If you have moderate to severe menopausal symptoms, you may want to discuss with your doctor whether HRT is right for you.
Endometriosis and menopause
Endometriosis is a condition where tissue similar to the lining of your uterus grows in other areas of the body, such as on other organs and structures in the pelvis. This tissue sheds like endometrial tissue in your uterus, but there is no way for the blood outside the uterus to exit the body. This causes pain, scar tissue, and inflammation. More information on endometriosis can be found at Endometriosis NZ.
Endometriosis is stimulated by oestrogen, however after menopause your body still produces small amounts of oestrogen and you may still experience symptoms of endometriosis. Your symptoms may alleviate somewhat post-menopause, but endometriosis cannot be cured.
In rare cases, endometriosis can develop after menopause. You may be able to discuss treatments such as hormone therapy or surgery to relieve some symptoms of endometriosis post-menopause.

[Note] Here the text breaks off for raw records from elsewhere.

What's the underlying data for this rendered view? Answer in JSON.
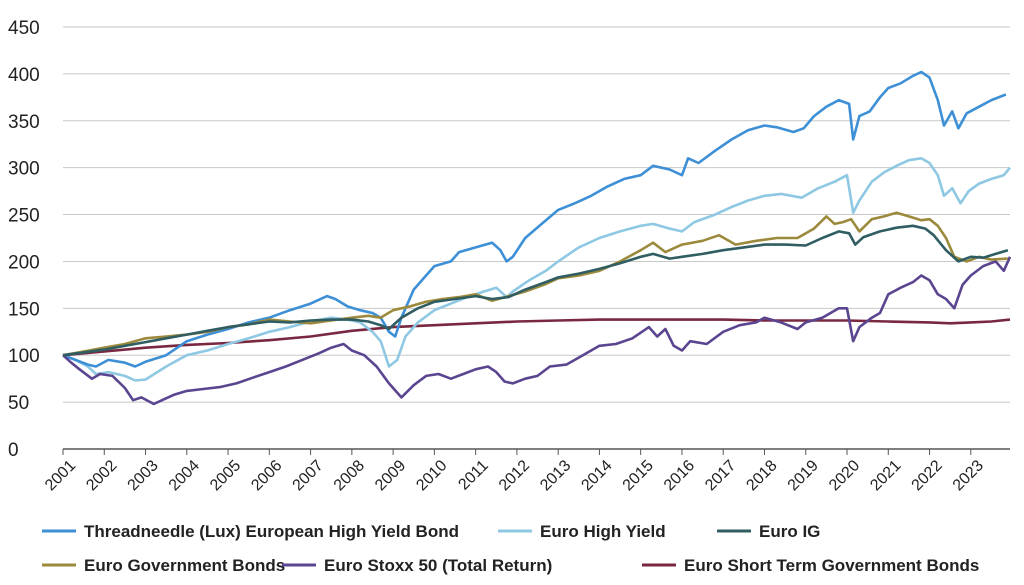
{
  "chart_data": {
    "type": "line",
    "title": "",
    "xlabel": "",
    "ylabel": "",
    "ylim": [
      0,
      450
    ],
    "yticks": [
      "0",
      "50",
      "100",
      "150",
      "200",
      "250",
      "300",
      "350",
      "400",
      "450"
    ],
    "xticks": [
      "2001",
      "2002",
      "2003",
      "2004",
      "2005",
      "2006",
      "2007",
      "2008",
      "2009",
      "2010",
      "2011",
      "2012",
      "2013",
      "2014",
      "2015",
      "2016",
      "2017",
      "2018",
      "2019",
      "2020",
      "2021",
      "2022",
      "2023"
    ],
    "xlim": [
      2001,
      2023.95
    ],
    "grid": "horizontal",
    "legend_position": "bottom",
    "series": [
      {
        "name": "Threadneedle (Lux) European High Yield Bond",
        "color": "#3d8fd6",
        "x": [
          2001,
          2001.3,
          2001.6,
          2001.8,
          2002.1,
          2002.5,
          2002.75,
          2003.0,
          2003.5,
          2004.0,
          2004.5,
          2005.0,
          2005.5,
          2006.0,
          2006.5,
          2007.0,
          2007.4,
          2007.6,
          2007.9,
          2008.2,
          2008.5,
          2008.7,
          2008.9,
          2009.05,
          2009.2,
          2009.5,
          2009.8,
          2010.0,
          2010.4,
          2010.6,
          2011.0,
          2011.4,
          2011.6,
          2011.75,
          2011.9,
          2012.2,
          2012.6,
          2013.0,
          2013.4,
          2013.8,
          2014.2,
          2014.6,
          2015.0,
          2015.3,
          2015.7,
          2016.0,
          2016.15,
          2016.4,
          2016.8,
          2017.2,
          2017.6,
          2018.0,
          2018.3,
          2018.7,
          2018.95,
          2019.2,
          2019.5,
          2019.8,
          2020.05,
          2020.15,
          2020.3,
          2020.55,
          2020.8,
          2021.0,
          2021.3,
          2021.6,
          2021.8,
          2022.0,
          2022.2,
          2022.35,
          2022.55,
          2022.7,
          2022.9,
          2023.2,
          2023.5,
          2023.85
        ],
        "y": [
          100,
          95,
          90,
          88,
          95,
          92,
          88,
          93,
          100,
          115,
          122,
          128,
          135,
          140,
          148,
          155,
          163,
          160,
          152,
          148,
          145,
          140,
          125,
          120,
          140,
          170,
          185,
          195,
          200,
          210,
          215,
          220,
          212,
          200,
          205,
          225,
          240,
          255,
          262,
          270,
          280,
          288,
          292,
          302,
          298,
          292,
          310,
          305,
          318,
          330,
          340,
          345,
          343,
          338,
          342,
          355,
          365,
          372,
          368,
          330,
          355,
          360,
          375,
          385,
          390,
          398,
          402,
          396,
          372,
          345,
          360,
          342,
          358,
          365,
          372,
          378
        ]
      },
      {
        "name": "Euro High Yield",
        "color": "#8ec8e3",
        "x": [
          2001,
          2001.3,
          2001.6,
          2001.8,
          2002.1,
          2002.5,
          2002.75,
          2003.0,
          2003.5,
          2004.0,
          2004.5,
          2005.0,
          2005.5,
          2006.0,
          2006.5,
          2007.0,
          2007.5,
          2007.9,
          2008.2,
          2008.5,
          2008.7,
          2008.9,
          2009.1,
          2009.3,
          2009.6,
          2010.0,
          2010.4,
          2010.8,
          2011.2,
          2011.5,
          2011.75,
          2011.9,
          2012.3,
          2012.7,
          2013.0,
          2013.5,
          2014.0,
          2014.5,
          2015.0,
          2015.3,
          2015.7,
          2016.0,
          2016.3,
          2016.8,
          2017.2,
          2017.6,
          2018.0,
          2018.4,
          2018.9,
          2019.3,
          2019.7,
          2020.0,
          2020.15,
          2020.3,
          2020.6,
          2020.9,
          2021.2,
          2021.5,
          2021.8,
          2022.0,
          2022.2,
          2022.35,
          2022.55,
          2022.75,
          2022.95,
          2023.2,
          2023.5,
          2023.8,
          2023.95
        ],
        "y": [
          100,
          95,
          88,
          80,
          82,
          78,
          73,
          74,
          88,
          100,
          105,
          112,
          118,
          125,
          130,
          136,
          140,
          138,
          135,
          125,
          115,
          88,
          95,
          120,
          135,
          148,
          155,
          162,
          168,
          172,
          162,
          168,
          180,
          190,
          200,
          215,
          225,
          232,
          238,
          240,
          235,
          232,
          242,
          250,
          258,
          265,
          270,
          272,
          268,
          278,
          285,
          292,
          252,
          265,
          285,
          295,
          302,
          308,
          310,
          305,
          292,
          270,
          278,
          262,
          275,
          283,
          288,
          292,
          300
        ]
      },
      {
        "name": "Euro IG",
        "color": "#2f5d62",
        "x": [
          2001,
          2001.5,
          2002,
          2002.5,
          2003,
          2003.5,
          2004,
          2004.5,
          2005,
          2005.5,
          2006,
          2006.5,
          2007,
          2007.5,
          2008,
          2008.4,
          2008.7,
          2008.9,
          2009.2,
          2009.6,
          2010,
          2010.5,
          2011,
          2011.4,
          2011.8,
          2012.2,
          2012.7,
          2013,
          2013.5,
          2014,
          2014.5,
          2015,
          2015.3,
          2015.7,
          2016,
          2016.5,
          2017,
          2017.5,
          2018,
          2018.5,
          2019,
          2019.4,
          2019.8,
          2020.05,
          2020.2,
          2020.4,
          2020.8,
          2021.2,
          2021.6,
          2021.9,
          2022.1,
          2022.4,
          2022.7,
          2023.0,
          2023.3,
          2023.6,
          2023.9
        ],
        "y": [
          100,
          103,
          106,
          110,
          114,
          118,
          122,
          126,
          130,
          133,
          136,
          135,
          137,
          138,
          138,
          136,
          132,
          128,
          140,
          150,
          157,
          160,
          163,
          160,
          162,
          170,
          178,
          183,
          187,
          192,
          198,
          205,
          208,
          203,
          205,
          208,
          212,
          215,
          218,
          218,
          217,
          225,
          232,
          230,
          218,
          226,
          232,
          236,
          238,
          235,
          228,
          212,
          200,
          205,
          204,
          208,
          212
        ]
      },
      {
        "name": "Euro Government Bonds",
        "color": "#9c8a3c",
        "x": [
          2001,
          2001.5,
          2002,
          2002.5,
          2003,
          2003.5,
          2004,
          2004.5,
          2005,
          2005.5,
          2006,
          2006.5,
          2007,
          2007.5,
          2008,
          2008.4,
          2008.7,
          2009,
          2009.4,
          2009.8,
          2010.2,
          2010.6,
          2011,
          2011.4,
          2011.8,
          2012.2,
          2012.7,
          2013,
          2013.5,
          2014,
          2014.5,
          2015,
          2015.3,
          2015.6,
          2016,
          2016.5,
          2016.9,
          2017.3,
          2017.8,
          2018.3,
          2018.8,
          2019.2,
          2019.5,
          2019.7,
          2019.9,
          2020.1,
          2020.3,
          2020.6,
          2020.9,
          2021.2,
          2021.5,
          2021.8,
          2022.0,
          2022.2,
          2022.4,
          2022.6,
          2022.9,
          2023.2,
          2023.5,
          2023.9
        ],
        "y": [
          100,
          104,
          108,
          112,
          118,
          120,
          122,
          125,
          130,
          133,
          138,
          136,
          134,
          137,
          140,
          142,
          140,
          148,
          152,
          157,
          160,
          162,
          165,
          158,
          163,
          168,
          176,
          182,
          185,
          190,
          200,
          212,
          220,
          210,
          218,
          222,
          228,
          218,
          222,
          225,
          225,
          235,
          248,
          240,
          242,
          245,
          232,
          245,
          248,
          252,
          248,
          244,
          245,
          238,
          225,
          205,
          200,
          205,
          202,
          203
        ]
      },
      {
        "name": "Euro Stoxx 50 (Total Return)",
        "color": "#5b4590",
        "x": [
          2001,
          2001.2,
          2001.4,
          2001.7,
          2001.9,
          2002.2,
          2002.5,
          2002.7,
          2002.9,
          2003.2,
          2003.4,
          2003.7,
          2004.0,
          2004.4,
          2004.8,
          2005.2,
          2005.6,
          2006.0,
          2006.4,
          2006.8,
          2007.2,
          2007.5,
          2007.8,
          2008.0,
          2008.3,
          2008.6,
          2008.9,
          2009.2,
          2009.5,
          2009.8,
          2010.1,
          2010.4,
          2010.7,
          2011.0,
          2011.3,
          2011.5,
          2011.7,
          2011.9,
          2012.2,
          2012.5,
          2012.8,
          2013.2,
          2013.6,
          2014.0,
          2014.4,
          2014.8,
          2015.2,
          2015.4,
          2015.6,
          2015.8,
          2016.0,
          2016.2,
          2016.6,
          2017.0,
          2017.4,
          2017.8,
          2018.0,
          2018.4,
          2018.8,
          2019.0,
          2019.4,
          2019.8,
          2020.0,
          2020.15,
          2020.3,
          2020.6,
          2020.8,
          2021.0,
          2021.3,
          2021.6,
          2021.8,
          2022.0,
          2022.2,
          2022.4,
          2022.6,
          2022.8,
          2023.0,
          2023.3,
          2023.6,
          2023.8,
          2023.95
        ],
        "y": [
          100,
          92,
          85,
          75,
          80,
          78,
          65,
          52,
          55,
          48,
          52,
          58,
          62,
          64,
          66,
          70,
          76,
          82,
          88,
          95,
          102,
          108,
          112,
          105,
          100,
          88,
          70,
          55,
          68,
          78,
          80,
          75,
          80,
          85,
          88,
          82,
          72,
          70,
          75,
          78,
          88,
          90,
          100,
          110,
          112,
          118,
          130,
          120,
          128,
          110,
          105,
          115,
          112,
          125,
          132,
          135,
          140,
          135,
          128,
          135,
          140,
          150,
          150,
          115,
          130,
          140,
          145,
          165,
          172,
          178,
          185,
          180,
          165,
          160,
          150,
          175,
          185,
          195,
          200,
          190,
          205
        ]
      },
      {
        "name": "Euro Short Term Government Bonds",
        "color": "#7a2840",
        "x": [
          2001,
          2002,
          2003,
          2004,
          2005,
          2006,
          2007,
          2008,
          2009,
          2010,
          2011,
          2012,
          2013,
          2014,
          2015,
          2016,
          2017,
          2018,
          2019,
          2020,
          2021,
          2022,
          2022.5,
          2023,
          2023.5,
          2023.95
        ],
        "y": [
          100,
          104,
          108,
          111,
          113,
          116,
          120,
          126,
          130,
          132,
          134,
          136,
          137,
          138,
          138,
          138,
          138,
          137,
          137,
          137,
          136,
          135,
          134,
          135,
          136,
          138
        ]
      }
    ]
  }
}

Women aged between 25 and 70 should have regular cervical smear tests to check their cervical health. Cervical screening is testing for abnormal cells that develop from the human papillomavirus (HPV), which can cause cervical cancer. If abnormalities are found early, cervical cancer can be cured.
It is important to continue getting smear tests as you get older because you are still at risk, even if you are immunised against HPV, have been through menopause, or are no longer having sex. It is recommended that you have a cervical screen every three years up to the age of 70, and two consecutive normal smears should be collected before you stop screening. To organise a screening, you can contact your doctor, Family Planning, or the National Screening Unit.